I take issue with the assertion in your editorial ("TSU's shrine visit was honorable,"April 6, page 8) that "any country in the world, particularly China, has no right whatsoever to criticize the TSU's actions."
Of course the Taiwanese should be able to honor their war dead. However, it is absolutely not necessary to go to a controversial shrine used by the extreme Japanese nationalists as a rallying place in order to honor Taiwan's fallen World War II soldiers. While such a visit may accomplish its likely intended goal of angering people in China, it discounts the strong feelings of other Asian victims of Japanese militarism about such visits. It also ignores the strong feelings of most Americans about war criminals enshrined at the Yasukuni Shrine.
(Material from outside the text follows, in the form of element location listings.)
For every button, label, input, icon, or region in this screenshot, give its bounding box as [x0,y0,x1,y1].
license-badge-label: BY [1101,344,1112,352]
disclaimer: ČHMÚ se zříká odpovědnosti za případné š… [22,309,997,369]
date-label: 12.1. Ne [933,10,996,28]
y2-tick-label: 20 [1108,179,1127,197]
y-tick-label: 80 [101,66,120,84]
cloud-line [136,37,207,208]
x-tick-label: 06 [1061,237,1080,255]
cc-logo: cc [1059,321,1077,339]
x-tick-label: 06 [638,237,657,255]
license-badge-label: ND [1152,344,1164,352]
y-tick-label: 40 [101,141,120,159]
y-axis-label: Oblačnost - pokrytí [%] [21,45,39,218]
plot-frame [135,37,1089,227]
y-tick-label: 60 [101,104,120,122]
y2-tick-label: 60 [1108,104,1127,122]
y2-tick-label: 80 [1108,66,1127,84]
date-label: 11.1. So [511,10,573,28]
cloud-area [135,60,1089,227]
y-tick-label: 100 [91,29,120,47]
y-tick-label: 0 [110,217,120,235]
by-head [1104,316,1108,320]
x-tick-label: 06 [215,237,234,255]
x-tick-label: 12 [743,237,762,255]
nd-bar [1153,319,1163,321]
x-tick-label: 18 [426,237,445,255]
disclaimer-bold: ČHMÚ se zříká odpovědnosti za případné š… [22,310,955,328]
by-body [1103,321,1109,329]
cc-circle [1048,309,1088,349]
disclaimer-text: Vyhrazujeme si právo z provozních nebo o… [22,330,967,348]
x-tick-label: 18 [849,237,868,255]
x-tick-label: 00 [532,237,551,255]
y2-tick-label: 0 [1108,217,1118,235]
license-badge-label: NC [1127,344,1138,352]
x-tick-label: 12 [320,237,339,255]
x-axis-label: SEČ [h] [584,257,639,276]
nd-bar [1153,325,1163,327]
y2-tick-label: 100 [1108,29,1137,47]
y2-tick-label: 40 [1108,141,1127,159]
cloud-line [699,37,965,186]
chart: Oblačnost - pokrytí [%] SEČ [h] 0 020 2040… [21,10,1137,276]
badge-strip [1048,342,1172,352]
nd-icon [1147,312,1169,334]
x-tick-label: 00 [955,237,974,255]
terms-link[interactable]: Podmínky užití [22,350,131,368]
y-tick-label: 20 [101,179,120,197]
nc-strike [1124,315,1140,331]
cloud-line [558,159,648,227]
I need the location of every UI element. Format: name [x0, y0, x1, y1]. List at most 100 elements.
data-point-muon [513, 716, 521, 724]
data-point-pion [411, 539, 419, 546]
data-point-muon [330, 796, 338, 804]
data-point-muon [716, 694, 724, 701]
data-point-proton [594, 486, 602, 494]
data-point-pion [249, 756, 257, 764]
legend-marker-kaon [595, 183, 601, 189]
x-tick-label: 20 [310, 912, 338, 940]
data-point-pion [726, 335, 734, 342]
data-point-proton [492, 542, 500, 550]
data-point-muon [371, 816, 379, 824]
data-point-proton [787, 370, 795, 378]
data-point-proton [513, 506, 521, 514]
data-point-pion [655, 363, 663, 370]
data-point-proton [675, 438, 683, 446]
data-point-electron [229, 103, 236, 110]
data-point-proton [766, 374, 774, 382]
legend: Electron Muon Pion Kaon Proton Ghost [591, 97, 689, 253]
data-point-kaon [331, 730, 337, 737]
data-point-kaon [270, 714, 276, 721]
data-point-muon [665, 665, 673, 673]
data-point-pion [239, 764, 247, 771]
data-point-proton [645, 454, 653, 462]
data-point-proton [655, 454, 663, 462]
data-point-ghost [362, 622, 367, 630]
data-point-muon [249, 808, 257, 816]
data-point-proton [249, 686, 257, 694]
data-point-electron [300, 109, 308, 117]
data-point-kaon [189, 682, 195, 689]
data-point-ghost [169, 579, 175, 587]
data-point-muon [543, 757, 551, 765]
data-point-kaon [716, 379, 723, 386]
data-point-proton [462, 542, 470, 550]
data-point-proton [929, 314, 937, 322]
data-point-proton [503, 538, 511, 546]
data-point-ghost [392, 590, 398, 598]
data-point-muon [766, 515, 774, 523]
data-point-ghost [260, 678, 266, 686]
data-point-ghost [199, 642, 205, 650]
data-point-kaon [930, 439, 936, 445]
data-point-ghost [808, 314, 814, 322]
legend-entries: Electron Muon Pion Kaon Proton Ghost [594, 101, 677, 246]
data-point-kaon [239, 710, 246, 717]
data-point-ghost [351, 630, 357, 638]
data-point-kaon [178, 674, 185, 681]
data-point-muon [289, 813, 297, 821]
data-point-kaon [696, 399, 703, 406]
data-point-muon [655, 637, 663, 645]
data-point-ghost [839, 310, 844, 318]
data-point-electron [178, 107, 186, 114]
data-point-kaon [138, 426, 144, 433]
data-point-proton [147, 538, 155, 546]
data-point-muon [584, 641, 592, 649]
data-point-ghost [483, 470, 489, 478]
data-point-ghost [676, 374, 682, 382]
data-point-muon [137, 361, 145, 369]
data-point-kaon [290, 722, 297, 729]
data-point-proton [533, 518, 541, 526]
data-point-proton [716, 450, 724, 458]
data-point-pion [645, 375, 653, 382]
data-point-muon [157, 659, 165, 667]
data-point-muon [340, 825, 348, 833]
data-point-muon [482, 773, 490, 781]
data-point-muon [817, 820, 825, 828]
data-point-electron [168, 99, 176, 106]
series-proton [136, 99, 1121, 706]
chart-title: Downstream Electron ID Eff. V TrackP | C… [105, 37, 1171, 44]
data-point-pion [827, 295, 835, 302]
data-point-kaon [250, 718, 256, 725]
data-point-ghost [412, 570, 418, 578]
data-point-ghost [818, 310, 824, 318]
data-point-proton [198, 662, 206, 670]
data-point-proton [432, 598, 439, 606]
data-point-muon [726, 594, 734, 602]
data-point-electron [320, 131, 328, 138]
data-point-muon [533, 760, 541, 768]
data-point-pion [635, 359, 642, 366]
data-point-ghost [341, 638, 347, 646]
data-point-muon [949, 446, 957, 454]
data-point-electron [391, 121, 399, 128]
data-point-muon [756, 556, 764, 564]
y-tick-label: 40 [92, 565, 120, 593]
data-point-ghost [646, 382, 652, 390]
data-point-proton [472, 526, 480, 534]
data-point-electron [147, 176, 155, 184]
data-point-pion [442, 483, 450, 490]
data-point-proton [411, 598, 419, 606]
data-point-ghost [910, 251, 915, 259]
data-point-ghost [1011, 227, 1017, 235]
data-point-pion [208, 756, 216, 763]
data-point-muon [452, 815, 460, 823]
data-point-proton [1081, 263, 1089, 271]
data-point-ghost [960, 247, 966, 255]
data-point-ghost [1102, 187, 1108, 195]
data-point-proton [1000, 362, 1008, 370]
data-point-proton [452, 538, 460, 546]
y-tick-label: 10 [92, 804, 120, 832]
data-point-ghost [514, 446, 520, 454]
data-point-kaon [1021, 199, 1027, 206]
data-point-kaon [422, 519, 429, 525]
It is a place, after all, where fanatical Japanese revisionists display paintings and sell postcards showing American soldiers being decapitated by gleeful sword-wielding Japanese.
While the TSU may have "succeeded" in annoying Beijing, a pilgrimage to Yasukuni Shrine simply does too much collateral damage to Taiwan's closest friends. These Asian neighbors who suffered under the Japanese during World War II are a strong economic and moral force for the prevention and alleviation of needless cross-straits tensions, while someday the Americans may be called upon to fight and die to protect Taiwan.
Home is where the heart is, and the best way to honor the fallen Taiwanese soldiers of World War II is to do so at their home, in Taiwan. These Taiwanese died tragically on behalf of a foreign nation, but at least let their spirits be honored in ways familiar to their true homeland. I do hope that a local memorial worthy of their sacrifice can someday be built so that this sort of insensitivity to Taiwan's best allies is not repeated.